As for price differences, How do I respond without getting too blunt? Are you aware that the engines companies make various qlty levels and even make engines specifically tailored for their major customers. A B&S engine on brand A and brand B may not be the same even though they may appear to be the same. Same for transmissions. You may have a HST on your Cub but I can guarantee you there is a world of difference between the trans on your Cub and mine. Then there is always the differences in cost of operation between companies and customer perception. For many, there is the perception that JD is a better product than brand B and JD takes advantage and asks a higher price for very similar product. How close have you looked at various models and the small things that in fact count? For instance, wear points. Is there a ball or roller bearing being used? How about a bushing? If so is it oilite bronze or maybe plastic. Differences can be many and some are directly related to durability/reliability, you just have to pay attention to the details. Don't take these comments personally as they are not meant to be personal.


----------



## jfway

Very helpful Mickey. Thank you for the insight. I did not know that Husky and Craftsman were owned by the same company, nor did I realize that the engines too made cheaper models. Makes sense. I did know about the cheaper quality CC and JD are putting out. When I bought the CC ~5 years ago, someone did tell me that those companies had to sell a cheaper product just to stay in the game with the general public. Face it; we now live in a throwaway society…
Well, one more twist to this whole ordeal. Showed up at repair shop #2 yesterday to pick up the tractor with the blown motor (as they told me on the phone). Guy comes out from the garage and says you’re all set, tractor is fine. It was the head gasket after all…
So I loaded it up, went home and cut the grass and it ran fine. Little smoke at first but seemed fine after about 15 min. checked the oil level a few times and was fine. Looks like I’m off the hook for the new tractor. 
Thanks everyone for your feedback and advice.

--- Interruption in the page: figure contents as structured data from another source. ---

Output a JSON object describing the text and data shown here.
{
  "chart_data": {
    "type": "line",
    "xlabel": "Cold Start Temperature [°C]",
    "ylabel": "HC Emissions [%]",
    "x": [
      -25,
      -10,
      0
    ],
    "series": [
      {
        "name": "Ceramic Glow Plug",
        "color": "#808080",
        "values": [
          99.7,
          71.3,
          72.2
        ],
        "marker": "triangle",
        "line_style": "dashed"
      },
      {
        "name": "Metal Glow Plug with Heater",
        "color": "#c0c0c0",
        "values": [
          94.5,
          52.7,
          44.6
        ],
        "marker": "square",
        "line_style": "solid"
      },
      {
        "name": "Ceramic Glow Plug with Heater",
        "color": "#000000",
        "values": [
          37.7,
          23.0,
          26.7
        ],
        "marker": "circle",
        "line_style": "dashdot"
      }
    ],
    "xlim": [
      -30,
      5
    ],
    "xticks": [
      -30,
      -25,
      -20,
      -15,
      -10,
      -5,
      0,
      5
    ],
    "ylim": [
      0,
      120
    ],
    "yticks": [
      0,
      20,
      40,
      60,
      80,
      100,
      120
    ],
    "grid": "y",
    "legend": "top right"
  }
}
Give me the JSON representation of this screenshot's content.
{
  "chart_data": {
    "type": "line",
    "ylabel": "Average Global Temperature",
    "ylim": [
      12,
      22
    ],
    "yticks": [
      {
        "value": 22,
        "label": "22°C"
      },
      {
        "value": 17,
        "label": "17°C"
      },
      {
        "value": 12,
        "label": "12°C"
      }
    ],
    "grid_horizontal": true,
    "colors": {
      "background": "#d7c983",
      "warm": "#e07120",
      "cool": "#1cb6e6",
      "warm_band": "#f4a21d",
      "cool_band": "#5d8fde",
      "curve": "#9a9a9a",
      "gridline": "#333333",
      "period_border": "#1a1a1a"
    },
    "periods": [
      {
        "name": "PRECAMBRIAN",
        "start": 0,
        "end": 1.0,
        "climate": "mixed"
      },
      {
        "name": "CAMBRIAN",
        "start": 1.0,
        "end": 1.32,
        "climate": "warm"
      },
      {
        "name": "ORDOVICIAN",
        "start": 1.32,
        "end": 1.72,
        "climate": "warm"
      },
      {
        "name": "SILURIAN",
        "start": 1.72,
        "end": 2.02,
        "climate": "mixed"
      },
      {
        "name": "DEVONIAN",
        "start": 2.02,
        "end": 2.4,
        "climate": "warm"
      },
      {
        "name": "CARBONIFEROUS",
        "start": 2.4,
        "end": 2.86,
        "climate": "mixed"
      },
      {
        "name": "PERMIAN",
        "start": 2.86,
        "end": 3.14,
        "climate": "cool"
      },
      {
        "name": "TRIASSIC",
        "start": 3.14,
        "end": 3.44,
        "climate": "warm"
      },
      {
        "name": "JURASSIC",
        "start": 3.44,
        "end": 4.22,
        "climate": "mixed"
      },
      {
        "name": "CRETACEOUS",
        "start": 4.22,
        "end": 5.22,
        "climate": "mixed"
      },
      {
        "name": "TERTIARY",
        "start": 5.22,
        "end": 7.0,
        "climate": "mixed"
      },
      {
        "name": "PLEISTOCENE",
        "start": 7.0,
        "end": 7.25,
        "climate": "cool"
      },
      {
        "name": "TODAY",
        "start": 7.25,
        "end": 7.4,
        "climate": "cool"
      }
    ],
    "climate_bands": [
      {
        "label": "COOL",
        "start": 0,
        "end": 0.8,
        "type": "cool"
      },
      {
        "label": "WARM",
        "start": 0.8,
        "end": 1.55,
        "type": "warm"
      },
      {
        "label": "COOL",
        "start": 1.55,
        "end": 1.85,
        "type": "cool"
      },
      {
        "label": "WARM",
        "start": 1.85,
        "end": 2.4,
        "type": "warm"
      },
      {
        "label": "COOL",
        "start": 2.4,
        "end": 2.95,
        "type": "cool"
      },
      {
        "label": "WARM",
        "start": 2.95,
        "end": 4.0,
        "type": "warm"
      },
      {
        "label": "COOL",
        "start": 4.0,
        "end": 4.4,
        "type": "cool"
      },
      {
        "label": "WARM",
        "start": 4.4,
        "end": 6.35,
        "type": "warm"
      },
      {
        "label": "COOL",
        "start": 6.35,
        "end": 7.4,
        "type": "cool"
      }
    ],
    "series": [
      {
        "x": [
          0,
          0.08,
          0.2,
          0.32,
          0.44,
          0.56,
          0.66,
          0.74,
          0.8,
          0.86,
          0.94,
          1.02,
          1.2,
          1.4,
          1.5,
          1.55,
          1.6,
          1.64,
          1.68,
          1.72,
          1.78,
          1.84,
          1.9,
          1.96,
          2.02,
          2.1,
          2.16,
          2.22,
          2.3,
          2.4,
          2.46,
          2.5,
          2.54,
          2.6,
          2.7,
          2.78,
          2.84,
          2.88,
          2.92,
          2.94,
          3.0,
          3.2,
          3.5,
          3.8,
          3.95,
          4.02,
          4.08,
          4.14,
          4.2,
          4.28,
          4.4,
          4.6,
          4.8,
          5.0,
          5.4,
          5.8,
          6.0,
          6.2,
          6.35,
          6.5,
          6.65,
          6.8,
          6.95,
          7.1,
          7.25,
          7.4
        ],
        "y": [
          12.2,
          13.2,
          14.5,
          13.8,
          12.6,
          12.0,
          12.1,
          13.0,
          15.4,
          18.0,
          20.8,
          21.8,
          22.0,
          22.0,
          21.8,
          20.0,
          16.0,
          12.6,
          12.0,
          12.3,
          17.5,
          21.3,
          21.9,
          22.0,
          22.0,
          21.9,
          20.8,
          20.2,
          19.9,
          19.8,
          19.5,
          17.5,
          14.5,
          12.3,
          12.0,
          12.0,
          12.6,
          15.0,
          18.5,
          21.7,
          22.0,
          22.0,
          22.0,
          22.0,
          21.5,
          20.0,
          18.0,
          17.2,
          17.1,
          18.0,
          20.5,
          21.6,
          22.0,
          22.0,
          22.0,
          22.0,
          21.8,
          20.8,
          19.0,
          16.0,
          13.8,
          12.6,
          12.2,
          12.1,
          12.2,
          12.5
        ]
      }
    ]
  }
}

Very helpful and I will continue to search/post to this forum as needed.


----------



## Mickey

Glad to hear all is well again.


----------



## IH farm boy

i wish i would have got on here sooner i had a jd with the same problem. and the same thing happend it was sucking oil threw the head gasket as the oil returned to the crankcase from the head , as far as synthetic goes i love it , i have very good luck with it i have it inn all my lawn tractors and my truck and fourwheeler . i run rotella synthetic 5w 40 . one thing i have heard alot about oil is the mojority of the oil , has lost some of its zinc and a few other compounds that coat and lubricate parts . and since small engine lack all the cool roller bering parts that the cars have now . they say you want to use diesil grade oils they retained more of there lubricating qualities for them big machery and small engines have a lot of similarites in there desings . and as far as changin one way or the other , wont be a problem i have done it to my car and truck and both are well over 100.000 miles . my car i have switched back and fourth three times . i would put a lot of stock in what most of the big chain parts stores have to say! the main this with sythetic is not to use it till the motor is broke in it will cause the rings not to seat . i do know that !!


----------



## parapower

Cub cadet parts have a very long lead time do to the fact all parts now come from over seas as they sold out. Therefore, they r now having major issues. People are getting stuck with inferior parts and cub poor quality of good mowers. Look else where before u buy and look around for a mow that is built out of steel instead of tin. Pay a little more and get quality.


----------